La loi AMPARO, telle qu'elle est approuvée par le Sénat, décourage l'arrivée des investissements étrangers et réduit la construction de logements et d'infrastructures au Mexique, considéré comme l'Association des promoteurs immobiliers (ADI).

« Ces changements (à la loi AMPARO) nuisent sérieusement à la compétitivité du secteur, réduisent l'offre de logements et d'infrastructures et ont découragé l'arrivée des capitaux étrangers », a déclaré l'agence dirigée par Jaime Fasja Amkie.

L'entité commerciale, qui regroupe les principaux promoteurs immobiliers au Mexique, a reconnu l'importance d'avoir un cadre juridique solide qui garantit le respect des droits fondamentaux et fournit la certitude juridique nécessaire pour l'élaboration de projets d'investissement.

« L'ADI exprime sa préoccupation pour les réformes proposées à la loi AMPARO, en particulier celles qui limitent l'origine des suspensions, restreignent les effets des résolutions des juges et, surtout de façon alarmante, incluent un article transitoire avec des effets rétroactifs », a déclaré l'entité commerciale.

Le Sénat a approuvé l'initiative de la loi AMPARO dans la nuit du 1er octobre envoyée par la présidente Claudia Sheinbaum avec 76 voix en faveur, de Morena et des Alliés, et 39 contre les adversaires.

Et aux premières heures du 2 octobre, ils ont apporté un changement à l'avis de la loi AMPARO pour donner une rétroactivité aux nouvelles dispositions, qui ont été rejetées par l'opposition et les présidents des commissions dirigeantes du Sénat, qui ont quitté la salle plénière afin de ne pas avoir à voter la réserve présentée par Manuel Huerta Ladrón de Guevara), qui a ensuite approuvé la majorité des 4T.
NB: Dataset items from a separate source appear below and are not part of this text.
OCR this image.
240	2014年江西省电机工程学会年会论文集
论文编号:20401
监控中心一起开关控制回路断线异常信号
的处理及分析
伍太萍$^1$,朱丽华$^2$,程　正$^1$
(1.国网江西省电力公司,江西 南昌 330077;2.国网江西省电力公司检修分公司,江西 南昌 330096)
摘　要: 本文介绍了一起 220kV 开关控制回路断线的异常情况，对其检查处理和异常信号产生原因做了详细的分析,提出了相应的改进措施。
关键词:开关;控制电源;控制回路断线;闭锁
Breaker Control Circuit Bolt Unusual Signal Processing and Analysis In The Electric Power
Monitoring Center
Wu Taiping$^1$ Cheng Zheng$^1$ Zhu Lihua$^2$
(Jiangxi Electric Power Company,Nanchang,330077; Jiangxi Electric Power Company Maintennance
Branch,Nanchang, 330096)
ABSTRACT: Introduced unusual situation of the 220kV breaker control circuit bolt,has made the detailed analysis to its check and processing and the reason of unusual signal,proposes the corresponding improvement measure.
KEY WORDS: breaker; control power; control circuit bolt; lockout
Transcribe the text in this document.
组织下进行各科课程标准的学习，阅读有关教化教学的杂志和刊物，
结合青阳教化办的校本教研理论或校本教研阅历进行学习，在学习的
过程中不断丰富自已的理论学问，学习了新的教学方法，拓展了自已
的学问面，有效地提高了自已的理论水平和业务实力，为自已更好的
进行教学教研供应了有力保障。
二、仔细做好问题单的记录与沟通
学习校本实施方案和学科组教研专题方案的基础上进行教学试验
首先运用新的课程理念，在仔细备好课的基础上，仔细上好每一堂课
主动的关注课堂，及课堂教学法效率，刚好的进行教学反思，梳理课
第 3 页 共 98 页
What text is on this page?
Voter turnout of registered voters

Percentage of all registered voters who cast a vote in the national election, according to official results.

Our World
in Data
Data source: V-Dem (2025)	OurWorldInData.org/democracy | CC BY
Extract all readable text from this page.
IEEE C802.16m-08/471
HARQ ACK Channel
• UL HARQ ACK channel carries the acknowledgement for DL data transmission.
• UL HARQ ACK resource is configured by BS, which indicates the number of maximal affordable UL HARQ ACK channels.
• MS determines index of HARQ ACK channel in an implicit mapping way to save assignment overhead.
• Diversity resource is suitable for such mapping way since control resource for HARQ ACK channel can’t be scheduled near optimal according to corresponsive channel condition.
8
« L'approbation du Sénat transitoire représente un risque grave, car il affectera directement les investisseurs et les promoteurs qui ont aujourd'hui des procès AMPARO actuels, violant le principe constitutionnel de la non-rétroactivité de la loi », a indiqué l'ADI.

Il a rappelé que le secteur immobilier était l'un des changements de réglementation les plus sensibles et l'un des actes discrétionnaires des autorités concernant les permis, les utilisations des terres, les densités et les réglementations environnementales.

« Limiter la portée de la suspension dans l'amparo implique de laisser les développeurs sans défense efficace contre l'arbitraire possible, ainsi que de générer des inconvénients concurrentiels entre des projets similaires et affaiblir la confiance des investisseurs », a-t-il déclaré.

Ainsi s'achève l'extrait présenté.